Area of PQR

[alex.gellatly]

In the rectangular coordinate system below, the are of triangular region PQR is

12.5
14
10srt2
16
25

[theCEO]

Calculate the area of the parallelogram (draw line from R vertically down to the x axis. Call interception X)
Calcuate area of trainge - QOP
Calcualte area of triangle - RPX
Area of parallelogram - (area of the 2 triangles) = area of triangle PQR

[Anurag@Gurome]

If you are good with calculation and remembering formulas, then easiest way to solve this problem is to to remember the following problem.

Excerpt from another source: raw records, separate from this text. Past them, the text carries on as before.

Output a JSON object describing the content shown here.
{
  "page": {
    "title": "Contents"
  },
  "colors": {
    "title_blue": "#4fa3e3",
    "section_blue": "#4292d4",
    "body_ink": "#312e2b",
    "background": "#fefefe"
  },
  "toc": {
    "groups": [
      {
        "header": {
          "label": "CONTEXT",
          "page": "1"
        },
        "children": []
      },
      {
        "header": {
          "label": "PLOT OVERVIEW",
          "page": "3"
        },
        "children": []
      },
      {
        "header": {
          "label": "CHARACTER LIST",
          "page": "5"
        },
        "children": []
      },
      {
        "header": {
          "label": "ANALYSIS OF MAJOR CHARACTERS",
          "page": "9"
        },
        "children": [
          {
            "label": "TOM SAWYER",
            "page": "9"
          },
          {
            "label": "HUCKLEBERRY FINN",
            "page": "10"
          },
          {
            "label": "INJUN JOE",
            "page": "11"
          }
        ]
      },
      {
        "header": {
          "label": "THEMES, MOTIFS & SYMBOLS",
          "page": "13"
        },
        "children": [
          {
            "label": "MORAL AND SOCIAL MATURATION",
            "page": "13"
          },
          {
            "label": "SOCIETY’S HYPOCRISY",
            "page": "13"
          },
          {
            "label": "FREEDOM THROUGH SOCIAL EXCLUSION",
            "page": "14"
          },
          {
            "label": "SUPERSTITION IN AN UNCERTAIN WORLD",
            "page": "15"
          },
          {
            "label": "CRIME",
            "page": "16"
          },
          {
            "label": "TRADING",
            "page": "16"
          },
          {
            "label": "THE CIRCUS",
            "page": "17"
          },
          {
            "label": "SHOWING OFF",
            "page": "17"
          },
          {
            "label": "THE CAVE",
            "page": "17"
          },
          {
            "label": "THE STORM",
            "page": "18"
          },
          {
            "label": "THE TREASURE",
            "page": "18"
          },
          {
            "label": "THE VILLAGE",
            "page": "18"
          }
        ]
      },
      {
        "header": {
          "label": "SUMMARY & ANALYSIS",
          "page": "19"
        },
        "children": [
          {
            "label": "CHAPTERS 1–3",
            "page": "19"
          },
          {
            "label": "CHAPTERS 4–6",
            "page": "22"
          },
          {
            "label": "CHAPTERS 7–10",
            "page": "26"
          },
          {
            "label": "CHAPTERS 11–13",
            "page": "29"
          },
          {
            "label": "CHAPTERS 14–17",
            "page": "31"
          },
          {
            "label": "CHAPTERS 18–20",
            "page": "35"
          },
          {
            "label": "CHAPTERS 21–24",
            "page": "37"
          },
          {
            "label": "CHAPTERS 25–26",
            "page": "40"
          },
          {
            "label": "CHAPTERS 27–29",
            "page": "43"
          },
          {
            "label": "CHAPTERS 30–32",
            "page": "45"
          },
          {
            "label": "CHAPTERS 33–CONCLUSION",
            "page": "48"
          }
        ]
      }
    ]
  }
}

The area of triangle formed by the coordinates (x1, y1), (x2, y2), and (x3, y3) is given by

• A = |x1(y2 - y3) + x2(y3 - y1) + x3(y1 - y2)|/2

Hence, area of the triangle = |0*(4 - 0) + 7*(0 - 3) + 4*(3 - 4)|/2 = |0 - 21 - 4|/2 = 25/2 = 12.5

The correct answer is A.

[GMATGuruNY]

In the rectangular coordinate system below, the are of triangular region PQR is

12.5
14
10srt2
16
25

The area of the rectangle drawn around triangle PQR = 7*4 = 28.
Since triangle PQR takes up less than half the rectangle, PQR < 14.

The correct answer is A.

[alex.gellatly]

In the rectangular coordinate system below, the are of triangular region PQR is

12.5
14
10srt2
16
25

The area of the rectangle drawn around triangle PQR = 7*4 = 28.
Since triangle PQR takes up less than half the rectangle, PQR < 14.

The correct answer is A.

Is an inscribed triangle always less than half of the area like this?

Also, if there were more answer choices less than 14 is there a way to solve this with out the use of a formula?
Thanks

[GMATGuruNY]

Is an inscribed triangle always less than half of the area like this?

Also, if there were more answer choices less than 14 is there a way to solve this with out the use of a formula?
Thanks

The area of a rectangle = bh.
The area of a triangle = (1/2)bh.
A triangle WITHIN a rectangle cannot have a greater bh than the rectangle.
Thus, the greatest possible area of a triangle inscribed inside a rectangle = (1/2)(base of the rectangle)(height of the rectangle) = 1/2 the area of the rectangle.
Here is such a triangle:

Since the triangle and the rectangle have the same base and height, the triangle = 1/2 the rectangle.

The problem at hand does not offer such a triangle:

Since ∆PQR does not have the same base and height as rectangle STRU, the area of ∆PQR must be LESS than 1/2 the area of the rectangle STRU.

Here's an easy way to calculate the area of ∆PQR:

Area of PQR = rectangle STRU - (∆SQP + ∆QTR + ∆RUP).

Rectangle STRU = 7*4 = 28.
∆SQP = (1/2)(4*3) = 6.
∆QTR = (1/2)(1*7) = 3.5
∆RUP = (1/2)(3*4) = 6.

Thus, ∆PQR = 28 - (6 + 3.5 + 6) = 28 - 15.5 = 12.5.